To better support bulk-import-heavy applications, it would be nice if Accumulo would offer additional mechanisms for controlling the scheduling and execution of bulk imports, such as the abilities to:
- Pause/resume bulk import in progress.
- Prioritize/reprioritize bulk import requests.
- Cancel bulk import in progress. If possible, cancelling a partially completed bulk import request should result in a rollback of changes. That is, a bulk import should either succeed or make no changes.
Additionally, for multitenant situations, it would be nice if Accumulo would:
- Provide multiple queues for bulk import requests. Each queue would have its requests worked serially in priority order. Requests in separate queues should be worked in parallel, or have time distributed among the queues in some manner as to make work appear roughly parallel.
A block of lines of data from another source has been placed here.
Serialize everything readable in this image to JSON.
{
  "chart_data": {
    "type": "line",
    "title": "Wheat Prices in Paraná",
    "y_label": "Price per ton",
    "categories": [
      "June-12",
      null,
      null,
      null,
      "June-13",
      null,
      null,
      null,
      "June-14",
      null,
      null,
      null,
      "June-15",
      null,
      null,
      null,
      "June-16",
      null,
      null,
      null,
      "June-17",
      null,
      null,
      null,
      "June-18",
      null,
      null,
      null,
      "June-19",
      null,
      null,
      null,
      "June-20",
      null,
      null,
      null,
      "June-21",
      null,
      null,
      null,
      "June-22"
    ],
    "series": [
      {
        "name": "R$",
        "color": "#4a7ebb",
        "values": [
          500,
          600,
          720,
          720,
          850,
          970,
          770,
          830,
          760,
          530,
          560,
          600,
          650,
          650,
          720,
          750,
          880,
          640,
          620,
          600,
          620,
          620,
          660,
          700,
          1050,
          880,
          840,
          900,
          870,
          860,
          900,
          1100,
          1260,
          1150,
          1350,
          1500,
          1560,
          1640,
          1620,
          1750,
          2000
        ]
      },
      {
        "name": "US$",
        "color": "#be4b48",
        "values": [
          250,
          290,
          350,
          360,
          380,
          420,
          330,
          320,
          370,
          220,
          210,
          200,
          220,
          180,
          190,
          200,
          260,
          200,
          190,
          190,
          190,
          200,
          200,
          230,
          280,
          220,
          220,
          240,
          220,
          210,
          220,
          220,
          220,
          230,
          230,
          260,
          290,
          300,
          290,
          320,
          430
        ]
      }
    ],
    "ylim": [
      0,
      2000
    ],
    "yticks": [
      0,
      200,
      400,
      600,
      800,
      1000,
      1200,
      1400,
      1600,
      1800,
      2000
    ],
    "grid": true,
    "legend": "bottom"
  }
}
Implementation-wise, I'm thinking of rewriting much of the current bulk-loading logic. While the current logic depends upon multiple threads executing (potentially long-duration) blocking RPC calls, I'd like to move to a more event-driven/message-passing model backed by a persistent state machine.
Current ideas I'm playing around with (very tentative)
- Creating a new table accumulo.bulk_load_queues to keep track of bulk load progress.
- Distributing bulk load orchestration via a mechanism similar to tablet assignment instead of the current blocking RPC calls (LoadFiles.java:156).
- Implementing something akin to a two-phase commit to achieve rollback behavior on failure.